Early in the 2022 Xbox and Bethesda Games Showcase, Microsoft showed off the latest offering from developer Squanch Games: High On Life. Going by the project’s debut trailer, the game revolves around an alien drug cartel that is selling humans as drugs. The only person who can save innocent people is a young woman with a gun voiced by Justin Roiland (the voice of Rick and Morty themselves).

Mind you, we don’t mean that the gun is like Skippy, the pistol with an onboard and interactive AI from Cyberpunk 2077. In High on Life, the protagonist’s partner is a member of a race of aliens that are all shaped like guns (from pistols to grenade launchers). That is the exact kind of humor we’ve come to expect from Rick and Morty, and the sound of Roiland basically doing his Morty voice in the game certainly makes it that much easier to think of that show. Despite that familiar voice and even more familiar Rick and Morty concepts, though, everything we’ve heard about High on Life so far suggests that it’s likely not directly related to Ricky and Morty in any significant way.

High on Life may look like it takes place somewhere in the massive Rick and Morty-verse, but the game really appears to be its own thing. Actually, the same is true of the rest of Squanch Games’ library. That studio also created Accounting+ and Trover Saves the Universe, which also share the humor, art style, and voice cast members related to the Rick and Morty series. However, that’s about where those similarities end.
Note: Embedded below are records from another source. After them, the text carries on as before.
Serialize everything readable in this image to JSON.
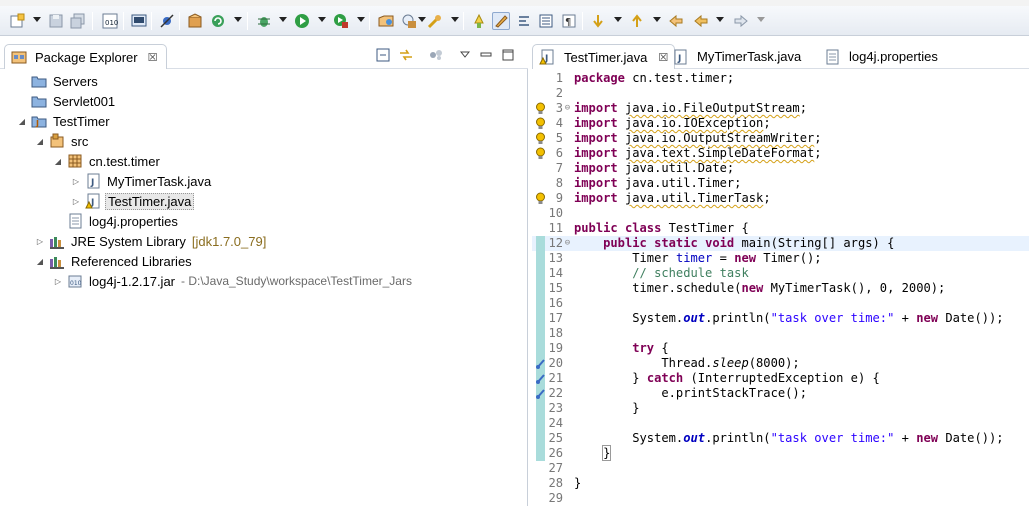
{
  "toolbar": {
    "icons": [
      "new-wizard-icon",
      "save-icon",
      "save-all-icon",
      "binary-icon",
      "console-icon",
      "skip-breakpoints-icon",
      "new-java-package-icon",
      "refresh-icon",
      "debug-icon",
      "run-icon",
      "run-external-icon",
      "new-java-class-icon",
      "open-type-icon",
      "search-icon",
      "toggle-mark-occurrences-icon",
      "toggle-highlight-icon",
      "show-whitespace-icon",
      "block-selection-icon",
      "next-annotation-icon",
      "previous-annotation-icon",
      "last-edit-location-icon",
      "back-icon",
      "forward-icon"
    ]
  },
  "explorer": {
    "tab_label": "Package Explorer",
    "tree": [
      {
        "label": "Servers",
        "icon": "folder-icon"
      },
      {
        "label": "Servlet001",
        "icon": "folder-icon"
      },
      {
        "label": "TestTimer",
        "icon": "java-project-icon"
      },
      {
        "label": "src",
        "icon": "source-folder-icon"
      },
      {
        "label": "cn.test.timer",
        "icon": "package-icon"
      },
      {
        "label": "MyTimerTask.java",
        "icon": "java-file-icon"
      },
      {
        "label": "TestTimer.java",
        "icon": "java-file-icon"
      },
      {
        "label": "log4j.properties",
        "icon": "properties-file-icon"
      },
      {
        "label": "JRE System Library",
        "decoration": "[jdk1.7.0_79]",
        "icon": "library-icon"
      },
      {
        "label": "Referenced Libraries",
        "icon": "library-icon"
      },
      {
        "label": "log4j-1.2.17.jar",
        "decoration": "- D:\\Java_Study\\workspace\\TestTimer_Jars",
        "icon": "jar-icon"
      }
    ]
  },
  "editor": {
    "tabs": [
      {
        "label": "TestTimer.java",
        "active": true
      },
      {
        "label": "MyTimerTask.java",
        "active": false
      },
      {
        "label": "log4j.properties",
        "active": false
      }
    ],
    "current_line": 12,
    "lines": [
      {
        "n": "1",
        "code": "package cn.test.timer;"
      },
      {
        "n": "2",
        "code": ""
      },
      {
        "n": "3",
        "code": "import java.io.FileOutputStream;",
        "marker": "warning",
        "fold": "⊖"
      },
      {
        "n": "4",
        "code": "import java.io.IOException;",
        "marker": "warning"
      },
      {
        "n": "5",
        "code": "import java.io.OutputStreamWriter;",
        "marker": "warning"
      },
      {
        "n": "6",
        "code": "import java.text.SimpleDateFormat;",
        "marker": "warning"
      },
      {
        "n": "7",
        "code": "import java.util.Date;"
      },
      {
        "n": "8",
        "code": "import java.util.Timer;"
      },
      {
        "n": "9",
        "code": "import java.util.TimerTask;",
        "marker": "warning"
      },
      {
        "n": "10",
        "code": ""
      },
      {
        "n": "11",
        "code": "public class TestTimer {"
      },
      {
        "n": "12",
        "code": "    public static void main(String[] args) {",
        "fold": "⊖"
      },
      {
        "n": "13",
        "code": "        Timer timer = new Timer();"
      },
      {
        "n": "14",
        "code": "        // schedule task"
      },
      {
        "n": "15",
        "code": "        timer.schedule(new MyTimerTask(), 0, 2000);"
      },
      {
        "n": "16",
        "code": ""
      },
      {
        "n": "17",
        "code": "        System.out.println(\"task over time:\" + new Date());"
      },
      {
        "n": "18",
        "code": ""
      },
      {
        "n": "19",
        "code": "        try {"
      },
      {
        "n": "20",
        "code": "            Thread.sleep(8000);",
        "marker": "task"
      },
      {
        "n": "21",
        "code": "        } catch (InterruptedException e) {",
        "marker": "task"
      },
      {
        "n": "22",
        "code": "            e.printStackTrace();",
        "marker": "task"
      },
      {
        "n": "23",
        "code": "        }"
      },
      {
        "n": "24",
        "code": ""
      },
      {
        "n": "25",
        "code": "        System.out.println(\"task over time:\" + new Date());"
      },
      {
        "n": "26",
        "code": "    }"
      },
      {
        "n": "27",
        "code": ""
      },
      {
        "n": "28",
        "code": "}"
      },
      {
        "n": "29",
        "code": ""
      }
    ]
  },
  "colors": {
    "keyword": "#7f0055",
    "string": "#2a00ff",
    "comment": "#3f7f5f",
    "field": "#0000c0",
    "line_highlight": "#e8f2fe",
    "quickdiff": "#a9dcdb",
    "decoration": "#8a6d1f"
  }
}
Ad – content continues below

In the press release for High on Life, Roiland said, “I wanted to make games that I wanted to play, and that was the spark that sort of lit the fire of Squanch Games. Then we shipped Trover, we shipped Accounting+, and now we’re on this absolute dream of a game that we were kind of building towards this whole time.” There’s no mention of any direct connection to Rick and Morty anywhere in that statement, and the game’s trailer only features elements that kind of remind us of the show rather than any especially convincing pieces of evidence that strongly suggest High On Life is some kind of elaborate spin-off.

Squanch Games studio director Mike Fridley did state that “fans of Rick and Morty‘s interdimensional cable are going to want to pay close attention to High On Life.” That could mean that the game will feature a location that we’ve seen before on a Rick and Morty episode, but it seems like Fridley may have also been saying that the game’s varied and creative environments may just remind people of the wild style of those particular episodes.

Now, some of you are probably asking, “If Squanch Games never made anything related to Rick and Morty, who created that Rick and Morty VR title?” The answer is Owlchemy Labs: the same studio behind Job Simulator and Dyscourse. On a side note, High on Life is the first Squanch Games title that wasn’t created with VR in mind.

So really, that’s the long and short of it. Despite “From the creator of Rick and Morty” being plastered all over the advertising of High on Life (as well as other Squanch Games titles), the game has absolutely nothing significant to do with Rick and Morty so far as we can tell. That doesn’t mean High on Life won’t feature a few Easter eggs that reference the show, but if you were hoping to find out what happened to Noob-Noob after the fall of the Vindicators, you might want to look somewhere else.